The book is occasionally hilarious, frequently witty, always observant of Japan then (and now as things don’t seem to have changed much), but sometimes dull. Even though I laughed out loud at times, I was bored at others and did not feel as inspired by the end to want to read the next two volumes.

The introduction by the translators was too long and overdone if I remember correctly. I’ll leave you with one of my favorite passages. Maybe I only find it funny because I know so many teachers.

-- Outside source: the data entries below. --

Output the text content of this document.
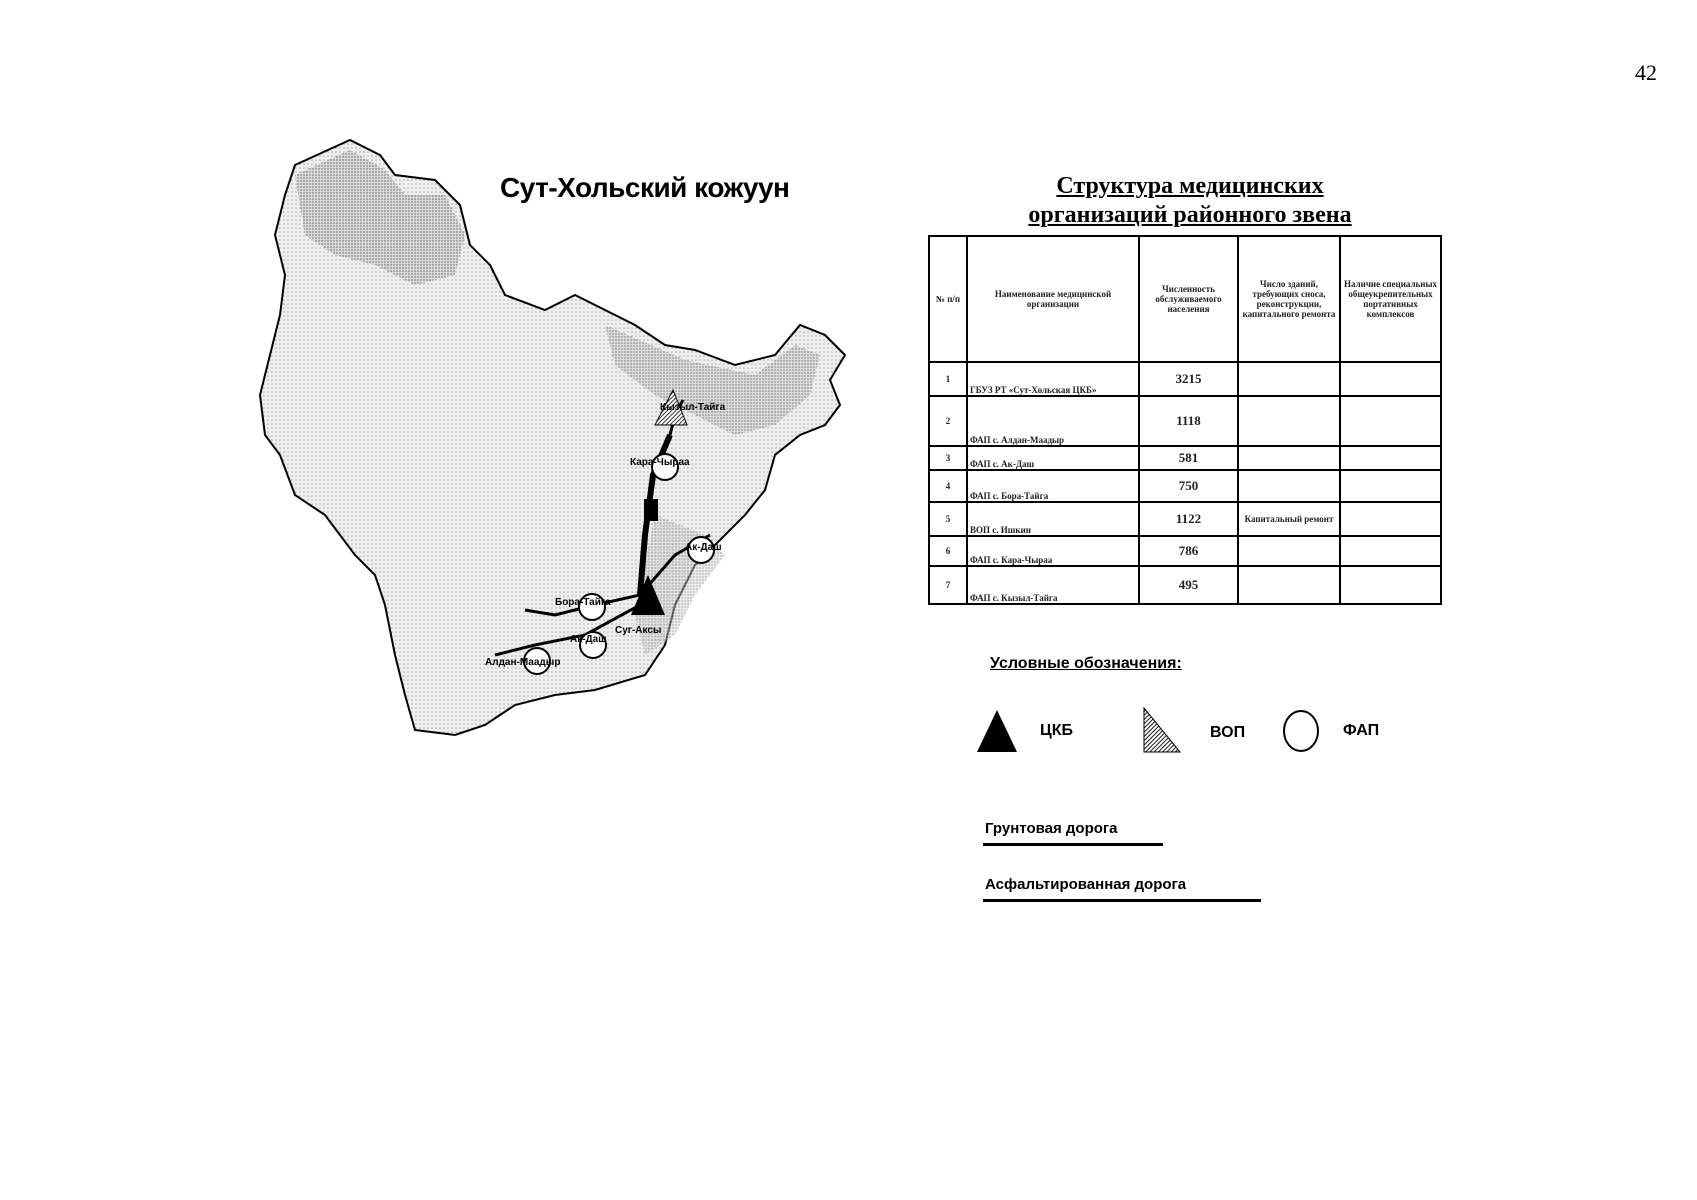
42
Кызыл-Тайга
Кара-Чыраа
Ак-Даш
Бора-Тайга
Суг-Аксы
Ак-Даш
Алдан-Маадыр
Сут-Хольский кожуун	Структура медицинских
организаций районного звена
№ п/п	Наименование медицинской организации	Численность обслуживаемого населения	Число зданий, требующих сноса, реконструкции, капитального ремонта	Наличие специальных общеукрепительных портативных комплексов
1	ГБУЗ РТ «Сут-Хольская ЦКБ»	3215		
2	ФАП с. Алдан-Маадыр	1118		
3	ФАП с. Ак-Даш	581		
4	ФАП с. Бора-Тайга	750		
5	ВОП с. Ишкин	1122	Капитальный ремонт	
6	ФАП с. Кара-Чыраа	786		
7	ФАП с. Кызыл-Тайга	495		
Условные обозначения:
ЦКБ	ВОП	ФАП
Грунтовая дорога
Асфальтированная дорога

“My master seldom comes face to face with me. I hear he is a schoolteacher. As soon as he comes home from school, he shuts himself up in the study for the rest of the day; and he seldom emerges. The others in the house think that he is terribly hard-working. He himself pretends to be hard-working. But actually he works less hard than any of them think. Sometimes I tiptoe to his study for a peep and find him taking a snooze. Occasionally his mouth is drooling onto some book he has begun to read…

There are times when even I, I a mere cat, can put two thoughts together. ‘Teachers have it easy. If you were born a human, it’s best to become a teacher. For if it’s possible to sleep this much and still to be a teacher, why, even a cat could teach.’ However, according to the master, there’s nothing harder than a teacher’s life and every time his friends come round to see him, he grumbles on and on.”